Abstract: We revisit the theory of magnetic Raman scattering in Mott insulators with strong spin-orbit coupling, with a major focus on Kitaev materials. We show that Kitaev materials with bond-anisotropic interactions are generally expected to show both one- and two-magnon responses. It is further shown that, in order to obtain the correct leading contributions to the Raman vertex operator $\mc{R}$, one must take into account the precise, photon-assisted microscopic hopping processes of the electrons and that, in systems with multiple hopping paths, $\mc{R}$ contains terms beyond those appearing in the traditional Loudon-Fleury theory. Most saliently, a numerical implementation of the revised formalism to the case of the three-dimensional hyperhoneycomb Kitaev material $\beta$-Li$_2$IrO$_3$ reveals that the non-Loudon-Fleury scattering terms actually dominate the Raman intensity.
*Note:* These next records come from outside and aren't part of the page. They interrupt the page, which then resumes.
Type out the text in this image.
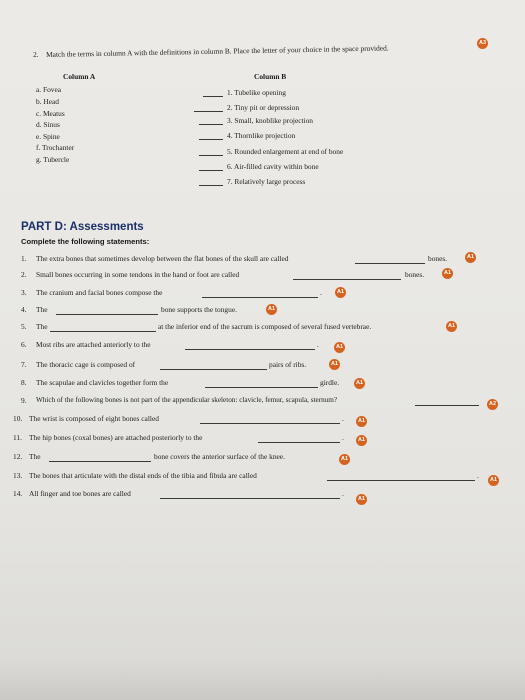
2. Match the terms in column A with the definitions in column B. Place the letter of your choice in the space provided.
A3
Column A	Column B
a. Fovea
b. Head
c. Meatus
d. Sinus
e. Spine
f. Trochanter
g. Tubercle
1. Tubelike opening
2. Tiny pit or depression
3. Small, knoblike projection
4. Thornlike projection
5. Rounded enlargement at end of bone
6. Air-filled cavity within bone
7. Relatively large process
PART D: Assessments
Complete the following statements:
1. The extra bones that sometimes develop between the flat bones of the skull are called	bones.	A1
2. Small bones occurring in some tendons in the hand or foot are called	bones.	A1
3. The cranium and facial bones compose the	.	A1
4. The	bone supports the tongue.	A1
5. The	at the inferior end of the sacrum is composed of several fused vertebrae.	A1
6. Most ribs are attached anteriorly to the	.	A1
7. The thoracic cage is composed of	pairs of ribs.	A1
8. The scapulae and clavicles together form the	girdle.	A1
9. Which of the following bones is not part of the appendicular skeleton: clavicle, femur, scapula, sternum?	A2
10. The wrist is composed of eight bones called	.	A1
11. The hip bones (coxal bones) are attached posteriorly to the	.	A1
12. The	bone covers the anterior surface of the knee.	A1
13. The bones that articulate with the distal ends of the tibia and fibula are called	.	A1
14. All finger and toe bones are called	.
A1
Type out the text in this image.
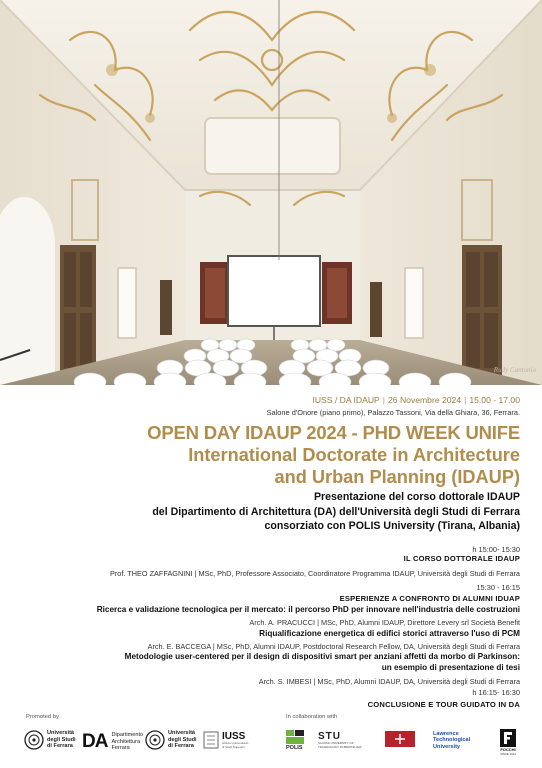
Rudy Cantonio
IUSS / DA IDAUP | 26 Novembre 2024 | 15.00 - 17.00
Salone d'Onore (piano primo), Palazzo Tassoni, Via della Ghiara, 36, Ferrara.
OPEN DAY IDAUP 2024 - PHD WEEK UNIFE
International Doctorate in Architecture
and Urban Planning (IDAUP)
Presentazione del corso dottorale IDAUP
del Dipartimento di Architettura (DA) dell'Università degli Studi di Ferrara
consorziato con POLIS University (Tirana, Albania)
h 15:00- 15:30
IL CORSO DOTTORALE IDAUP
Prof. THEO ZAFFAGNINI | MSc, PhD, Professore Associato, Coordinatore Programma IDAUP, Università degli Studi di Ferrara
15:30 - 16:15
ESPERIENZE A CONFRONTO DI ALUMNI IDUAP
Ricerca e validazione tecnologica per il mercato: il percorso PhD per innovare nell'industria delle costruzioni
Arch. A. PRACUCCI | MSc, PhD, Alumni IDAUP, Direttore Levery srl Società Benefit
Riqualificazione energetica di edifici storici attraverso l'uso di PCM
Arch. E. BACCEGA | MSc, PhD, Alumni IDAUP, Postdoctoral Research Fellow, DA, Università degli Studi di Ferrara
Metodologie user-centered per il design di dispositivi smart per anziani affetti da morbo di Parkinson:
un esempio di presentazione di tesi
Arch. S. IMBESI | MSc, PhD, Alumni IDAUP, DA, Università degli Studi di Ferrara
h 16:15- 16:30
CONCLUSIONE E TOUR GUIDATO IN DA
Promoted by	In collaboration with
Università
degli Studi
di Ferrara DA Dipartimento
Architettura
Ferrara
Università
degli Studi
di Ferrara
IUSS
Istituto Universitario
di Studi Superiori	POLIS
STU
SLOVAK UNIVERSITY OF
TECHNOLOGY IN BRATISLAVA
Lawrence
Technological
University	FOCCHI
SINCE 1914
In addition, they induce a qualitative modification of the polarization dependence, including, e.g., the emergence of a sharp one-magnon peak at low energies which is not expected in the traditional Loudon-Fleury theory. This peak is shown to arise from microscopic photon-assisted tunneling processes that are of similar type with the ones leading to the symmetric off-diagonal interaction $\Gamma$ (known to be present in many Kitaev materials), but take the form of a bond-directional magnetic dipole term in the Raman vertex. These results are expected to apply across all Kitaev materials and mark a drastic change of paradigm for the understanding of Raman scattering in materials with strong spin-orbit coupling and multiple exchange paths.